The 37 deals announced at the show are all currently in process and moving forward. But a combination of factors is slowing things down. First is Covid-19 that has plugged up every airline and OEM.  Second, several of the deals depend on state approvals, including Ghana and Russia.  Boeing also announced a deal with Ghana in Dubai. Watch this 90-second response from Ghana’s Minister of Transport to our questions for context.

Other deals with lessors are awaiting securing operator agreements for the aircraft, with current market conditions making this quite challenging.

  • The Dash-8-400 needs a product refresh

Looking forward, we asked management about what is being done with the Dash8.  There is an interest in a large cargo door freighter and a package freighter as well as the combi version.  The challenge operators face is finding the right combination of freight and passenger traffic mix. To date, the only combi customer is in Japan.  The African market has proven to be receptive to Dash8 passenger orders, but operators need to develop a favorable cargo/passenger mix before they can order the combi.

Even so, other operators have approached DHC to discuss a new-build freighter.  Also, DHC is looking at freighter conversions of older passenger models, much like Boeing and Airbus have done.

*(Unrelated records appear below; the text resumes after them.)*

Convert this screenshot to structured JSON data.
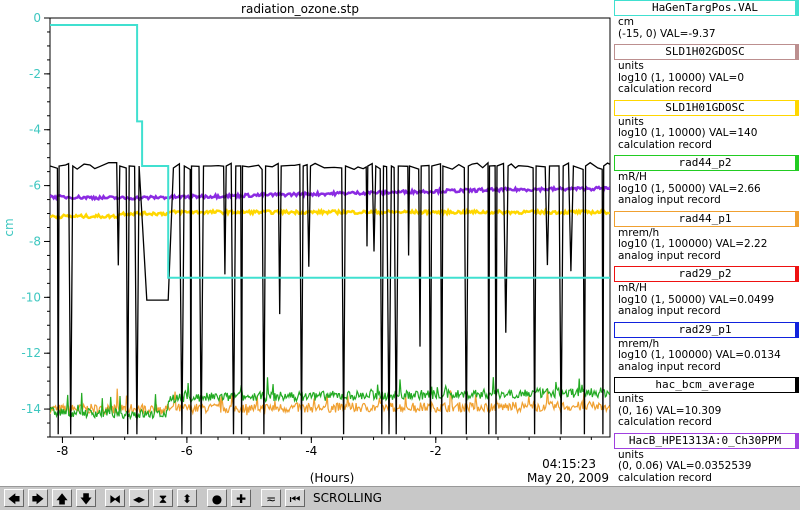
{
  "chart_data": {
    "type": "line",
    "title": "radiation_ozone.stp",
    "xlabel": "(Hours)",
    "ylabel": "cm",
    "xlim": [
      -8.2,
      0.8
    ],
    "ylim": [
      -15,
      0
    ],
    "x_ticks": [
      "-8",
      "-6",
      "-4",
      "-2"
    ],
    "x_tick_values": [
      -8,
      -6,
      -4,
      -2
    ],
    "y_ticks": [
      "0",
      "-2",
      "-4",
      "-6",
      "-8",
      "-10",
      "-12",
      "-14"
    ],
    "y_tick_values": [
      0,
      -2,
      -4,
      -6,
      -8,
      -10,
      -12,
      -14
    ],
    "timestamp_time": "04:15:23",
    "timestamp_date": "May 20, 2009",
    "series": [
      {
        "name": "HaGenTargPos.VAL",
        "color": "#40e0d0",
        "kind": "step",
        "x": [
          -8.2,
          -6.8,
          -6.8,
          -6.72,
          -6.72,
          -6.3,
          -6.3,
          0.8
        ],
        "y": [
          -0.25,
          -0.25,
          -3.7,
          -3.7,
          -5.3,
          -5.3,
          -9.3,
          -9.3
        ]
      },
      {
        "name": "rad44_p2",
        "color": "#8b2be2",
        "kind": "line",
        "x": [
          -8.2,
          -7,
          -6,
          -5,
          -4,
          -3,
          -2,
          -1,
          0.8
        ],
        "y": [
          -6.4,
          -6.45,
          -6.4,
          -6.35,
          -6.3,
          -6.25,
          -6.2,
          -6.15,
          -6.1
        ]
      },
      {
        "name": "rad44_p1",
        "color": "#ffd700",
        "kind": "line",
        "x": [
          -8.2,
          -7.1,
          -7.1,
          -6.3,
          -6.3,
          0.8
        ],
        "y": [
          -7.1,
          -7.1,
          -7.0,
          -7.0,
          -6.95,
          -6.95
        ]
      },
      {
        "name": "hac_bcm_average",
        "color": "#000000",
        "kind": "black",
        "x": [
          -8.2,
          -6.3,
          -6.3,
          0.8
        ],
        "y": [
          -5.3,
          -5.3,
          -5.3,
          -5.3
        ]
      },
      {
        "name": "rad29_p2",
        "color": "#22aa22",
        "kind": "noise",
        "x": [
          -8.2,
          -6.3,
          -6.3,
          0.8
        ],
        "y": [
          -14.1,
          -14.2,
          -13.6,
          -13.4
        ]
      },
      {
        "name": "rad29_p1",
        "color": "#f0a030",
        "kind": "noise",
        "x": [
          -8.2,
          0.8
        ],
        "y": [
          -14.0,
          -13.9
        ]
      }
    ]
  },
  "legend": [
    {
      "name": "HaGenTargPos.VAL",
      "color": "#40e0d0",
      "lines": [
        "cm",
        "(-15, 0) VAL=-9.37"
      ]
    },
    {
      "name": "SLD1H02GDOSC",
      "color": "#bc8f8f",
      "lines": [
        "units",
        "log10 (1, 10000) VAL=0",
        "calculation record"
      ]
    },
    {
      "name": "SLD1H01GDOSC",
      "color": "#ffd700",
      "lines": [
        "units",
        "log10 (1, 10000) VAL=140",
        "calculation record"
      ]
    },
    {
      "name": "rad44_p2",
      "color": "#22cc22",
      "lines": [
        "mR/H",
        "log10 (1, 50000) VAL=2.66",
        "analog input record"
      ]
    },
    {
      "name": "rad44_p1",
      "color": "#f0a030",
      "lines": [
        "mrem/h",
        "log10 (1, 100000) VAL=2.22",
        "analog input record"
      ]
    },
    {
      "name": "rad29_p2",
      "color": "#ee1111",
      "lines": [
        "mR/H",
        "log10 (1, 50000) VAL=0.0499",
        "analog input record"
      ]
    },
    {
      "name": "rad29_p1",
      "color": "#1122dd",
      "lines": [
        "mrem/h",
        "log10 (1, 100000) VAL=0.0134",
        "analog input record"
      ]
    },
    {
      "name": "hac_bcm_average",
      "color": "#000000",
      "lines": [
        "units",
        "(0, 16) VAL=10.309",
        "calculation record"
      ]
    },
    {
      "name": "HacB_HPE1313A:0_Ch30PPM",
      "color": "#a040e0",
      "lines": [
        "units",
        "(0, 0.06) VAL=0.0352539",
        "calculation record"
      ]
    }
  ],
  "toolbar": {
    "buttons": [
      {
        "icon": "arrow-left-icon",
        "glyph": "🡄"
      },
      {
        "icon": "arrow-right-icon",
        "glyph": "🡆"
      },
      {
        "icon": "arrow-up-icon",
        "glyph": "🡅"
      },
      {
        "icon": "arrow-down-icon",
        "glyph": "🡇"
      },
      {
        "icon": "zoom-in-horizontal-icon",
        "glyph": "⧓"
      },
      {
        "icon": "zoom-out-horizontal-icon",
        "glyph": "◂▸"
      },
      {
        "icon": "zoom-in-vertical-icon",
        "glyph": "⧗"
      },
      {
        "icon": "zoom-out-vertical-icon",
        "glyph": "⬍"
      },
      {
        "icon": "stop-icon",
        "glyph": "●"
      },
      {
        "icon": "add-icon",
        "glyph": "✚"
      },
      {
        "icon": "autoscale-icon",
        "glyph": "≂"
      },
      {
        "icon": "first-page-icon",
        "glyph": "⏮"
      }
    ],
    "mode": "SCROLLING"
  }
}
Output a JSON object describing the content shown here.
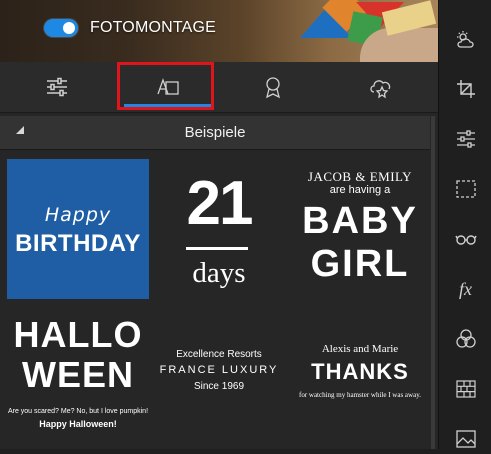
{
  "header": {
    "toggle_label": "FOTOMONTAGE",
    "toggle_on": true
  },
  "tabs": [
    {
      "name": "adjust",
      "icon": "sliders-icon"
    },
    {
      "name": "text",
      "icon": "text-frame-icon",
      "selected": true
    },
    {
      "name": "badge",
      "icon": "award-ribbon-icon"
    },
    {
      "name": "stickers",
      "icon": "cloud-star-icon"
    }
  ],
  "section": {
    "title": "Beispiele"
  },
  "templates": {
    "birthday": {
      "line1": "Happy",
      "line2": "BIRTHDAY",
      "background": "#1f5ea5"
    },
    "days": {
      "number": "21",
      "word": "days"
    },
    "baby": {
      "names": "JACOB & EMILY",
      "having": "are having a",
      "line1": "BABY",
      "line2": "GIRL"
    },
    "halloween": {
      "line1": "HALLO",
      "line2": "WEEN",
      "small1": "Are you scared? Me? No, but I love pumpkin!",
      "small2": "Happy Halloween!"
    },
    "france": {
      "line1": "Excellence Resorts",
      "line2": "FRANCE LUXURY",
      "line3": "Since 1969"
    },
    "thanks": {
      "names": "Alexis and Marie",
      "title": "THANKS",
      "note": "for watching my hamster while I was away."
    }
  },
  "rail_icons": [
    "weather-cloud-icon",
    "crop-icon",
    "adjust-sliders-icon",
    "selection-icon",
    "glasses-icon",
    "fx-icon",
    "color-circles-icon",
    "brick-texture-icon",
    "image-icon"
  ],
  "rail": {
    "fx_label": "fx"
  },
  "colors": {
    "accent": "#1e88e5",
    "highlight": "#e0141b"
  }
}
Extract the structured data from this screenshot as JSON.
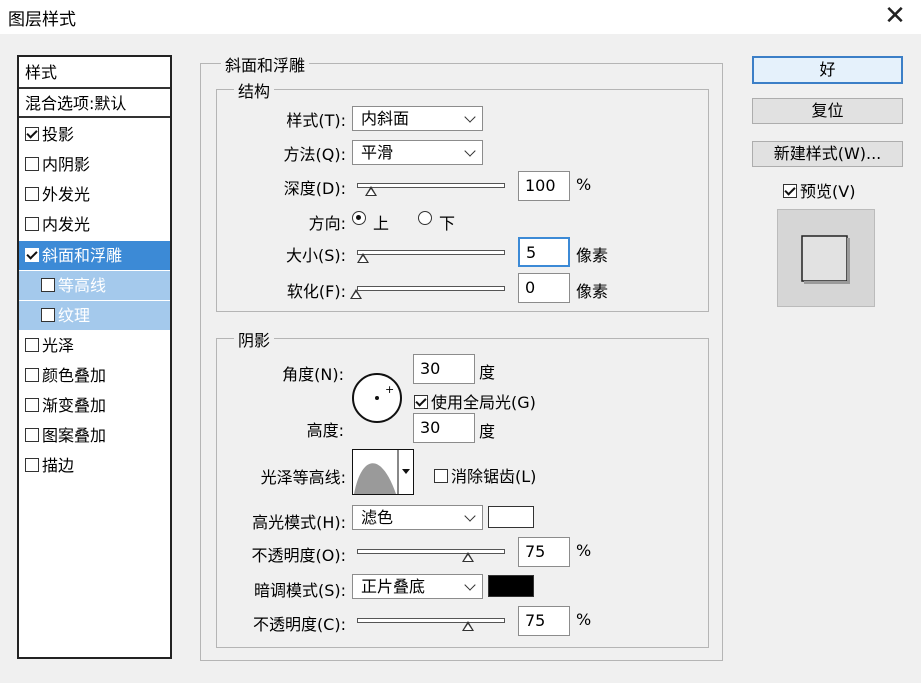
{
  "dialog": {
    "title": "图层样式"
  },
  "list": {
    "header": "样式",
    "blend": "混合选项:默认",
    "items": [
      {
        "label": "投影",
        "checked": true
      },
      {
        "label": "内阴影",
        "checked": false
      },
      {
        "label": "外发光",
        "checked": false
      },
      {
        "label": "内发光",
        "checked": false
      },
      {
        "label": "斜面和浮雕",
        "checked": true
      },
      {
        "label": "等高线",
        "checked": false
      },
      {
        "label": "纹理",
        "checked": false
      },
      {
        "label": "光泽",
        "checked": false
      },
      {
        "label": "颜色叠加",
        "checked": false
      },
      {
        "label": "渐变叠加",
        "checked": false
      },
      {
        "label": "图案叠加",
        "checked": false
      },
      {
        "label": "描边",
        "checked": false
      }
    ]
  },
  "bevel": {
    "title": "斜面和浮雕",
    "structure": {
      "title": "结构",
      "style_label": "样式(T):",
      "style_value": "内斜面",
      "technique_label": "方法(Q):",
      "technique_value": "平滑",
      "depth_label": "深度(D):",
      "depth_value": "100",
      "depth_unit": "%",
      "direction_label": "方向:",
      "dir_up": "上",
      "dir_down": "下",
      "size_label": "大小(S):",
      "size_value": "5",
      "size_unit": "像素",
      "soften_label": "软化(F):",
      "soften_value": "0",
      "soften_unit": "像素"
    },
    "shading": {
      "title": "阴影",
      "angle_label": "角度(N):",
      "angle_value": "30",
      "angle_unit": "度",
      "global_light_label": "使用全局光(G)",
      "altitude_label": "高度:",
      "altitude_value": "30",
      "altitude_unit": "度",
      "gloss_label": "光泽等高线:",
      "antialias_label": "消除锯齿(L)",
      "highlight_mode_label": "高光模式(H):",
      "highlight_mode_value": "滤色",
      "highlight_color": "#ffffff",
      "opacity1_label": "不透明度(O):",
      "opacity1_value": "75",
      "opacity1_unit": "%",
      "shadow_mode_label": "暗调模式(S):",
      "shadow_mode_value": "正片叠底",
      "shadow_color": "#000000",
      "opacity2_label": "不透明度(C):",
      "opacity2_value": "75",
      "opacity2_unit": "%"
    }
  },
  "buttons": {
    "ok": "好",
    "reset": "复位",
    "new_style": "新建样式(W)...",
    "preview": "预览(V)"
  }
}
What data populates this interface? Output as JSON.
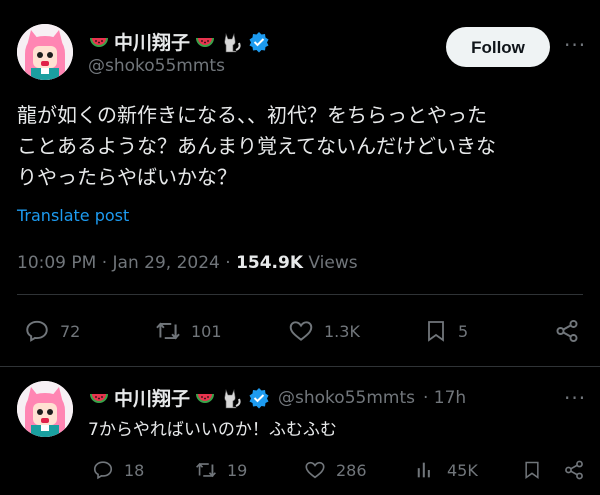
{
  "tweet": {
    "author_name": "中川翔子",
    "author_handle": "@shoko55mmts",
    "follow_label": "Follow",
    "more_label": "···",
    "text_lines": [
      "龍が如くの新作きになる、、初代？をちらっとやった",
      "ことあるような？あんまり覚えてないんだけどいきな",
      "りやったらやばいかな？"
    ],
    "translate_label": "Translate post",
    "time": "10:09 PM · Jan 29, 2024 · ",
    "views_count": "154.9K",
    "views_label": " Views",
    "actions": {
      "replies": "72",
      "reposts": "101",
      "likes": "1.3K",
      "bookmarks": "5"
    }
  },
  "reply": {
    "author_name": "中川翔子",
    "author_handle": "@shoko55mmts",
    "time": "· 17h",
    "more_label": "···",
    "text": "7からやればいいのか！ふむふむ",
    "actions": {
      "replies": "18",
      "reposts": "19",
      "likes": "286",
      "views": "45K"
    }
  },
  "colors": {
    "accent": "#1d9bf0",
    "muted": "#71767b",
    "verified": "#1d9bf0"
  },
  "icons": [
    "watermelon-icon",
    "black-cat-icon",
    "verified-badge-icon",
    "reply-icon",
    "repost-icon",
    "like-icon",
    "bookmark-icon",
    "share-icon",
    "views-icon"
  ]
}
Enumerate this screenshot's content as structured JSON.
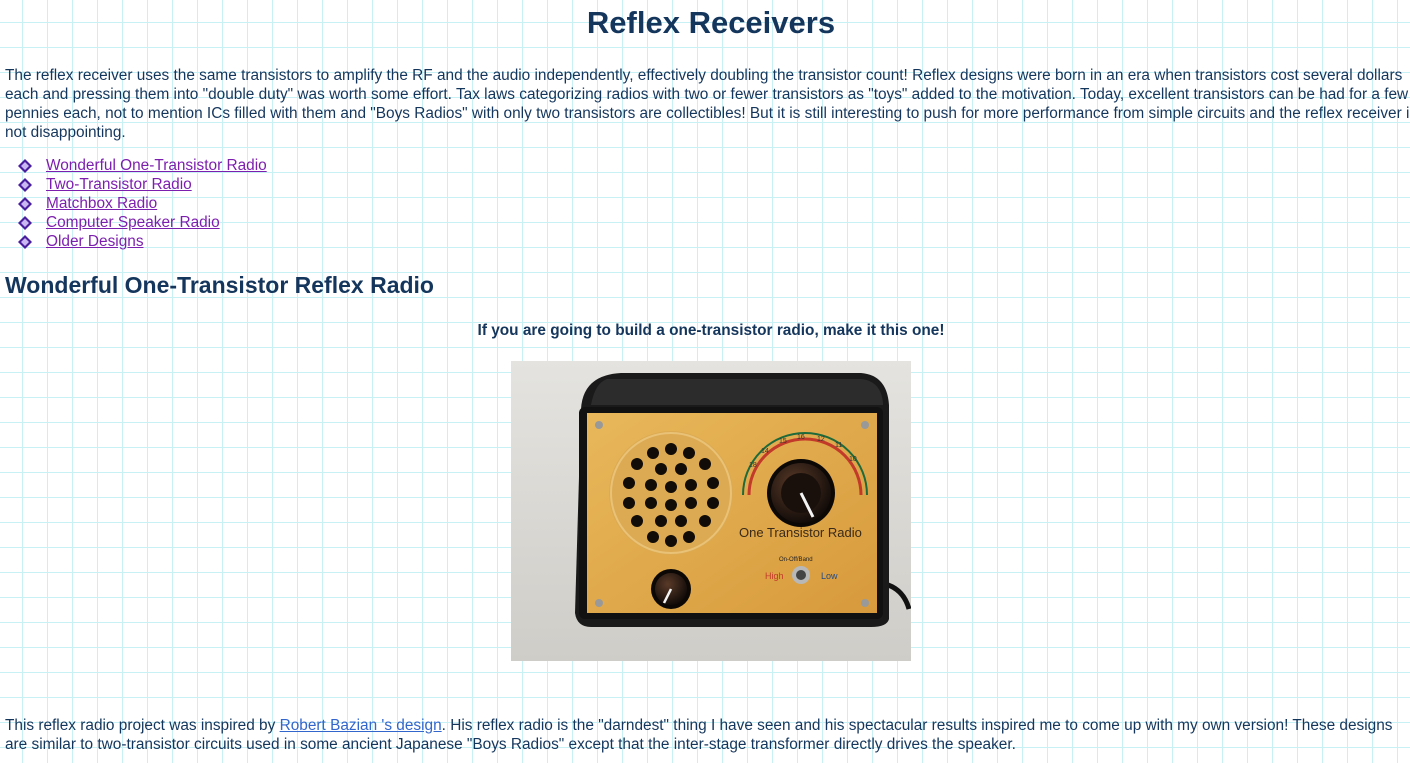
{
  "page": {
    "title": "Reflex Receivers",
    "intro": "The reflex receiver uses the same transistors to amplify the RF and the audio independently, effectively doubling the transistor count!  Reflex designs were born in an era when transistors cost several dollars each and pressing them into \"double duty\" was worth some effort. Tax laws categorizing radios with two or fewer transistors as \"toys\" added to the motivation. Today, excellent transistors can be had for a few pennies each, not to mention ICs filled with them and \"Boys Radios\" with only two transistors are collectibles! But it is still interesting to push for more performance from simple circuits and the reflex receiver is not disappointing."
  },
  "nav": {
    "items": [
      {
        "label": "Wonderful One-Transistor Radio"
      },
      {
        "label": "Two-Transistor Radio"
      },
      {
        "label": "Matchbox Radio"
      },
      {
        "label": "Computer Speaker Radio"
      },
      {
        "label": "Older Designs"
      }
    ],
    "bullet_icon": "diamond-bullet-icon",
    "link_color": "#7d1fae"
  },
  "section": {
    "heading": "Wonderful One-Transistor Reflex Radio",
    "tagline": "If you are going to build a one-transistor radio, make it this one!",
    "photo": {
      "panel_label": "One Transistor Radio",
      "switch_label": "On-Off/Band",
      "high_label": "High",
      "low_label": "Low",
      "dial_numbers": [
        "14",
        "15",
        "16",
        "12",
        "11",
        "10",
        "18"
      ]
    }
  },
  "outro": {
    "text_before": "This reflex radio project was inspired by ",
    "link": "Robert Bazian 's design",
    "text_after": ". His reflex radio is the \"darndest\" thing I have seen and his spectacular results inspired me to come up with my own version! These designs are  similar to two-transistor circuits used in some ancient Japanese \"Boys Radios\" except that the inter-stage transformer directly drives the speaker."
  },
  "colors": {
    "text": "#15365c",
    "grid": "#c8f1f6",
    "link": "#3366cc",
    "visited_link": "#7d1fae"
  }
}
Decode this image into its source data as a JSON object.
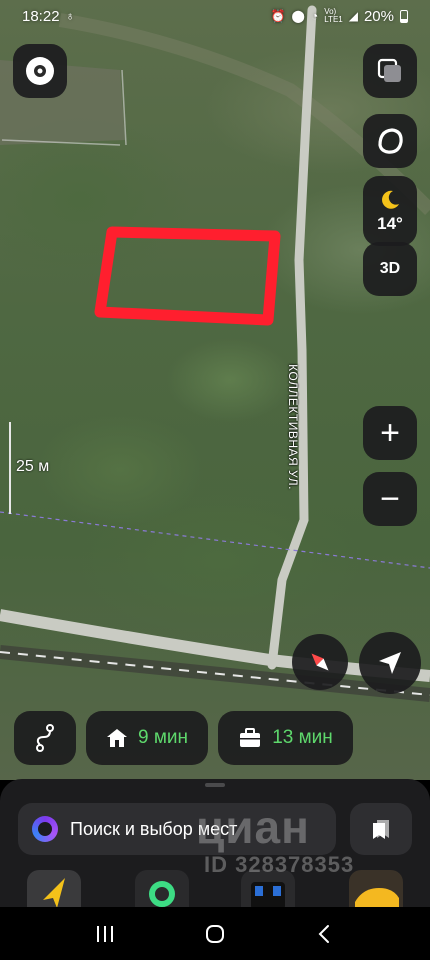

Conversion offers the lower capital costs that will enable Dash8 freighters to operate with more attractive economics for what are typically low-frequency freight operations.

The Bottom Line

In summary, De Havilland is quietly working very hard behind the scenes.. They are crisscrossing the globe to introduce their new company to former Bombardier customers while at the same time delivering on the backlog they inherited, and focusing on obtaining new orders to increase the backlog and fill the skyline.  They have focused on converting the 37 LOIs announced in Dubai, and have several other potential deals in discussions.

Unfortunately juggling those challenges has not been made easier by Covid-19 and the associated meltdown in airline traffic and business.  But the rumors that are circulating about DHC don’t appear to accurately represent the current situation.  Rumors of an impending demise appear to be premature.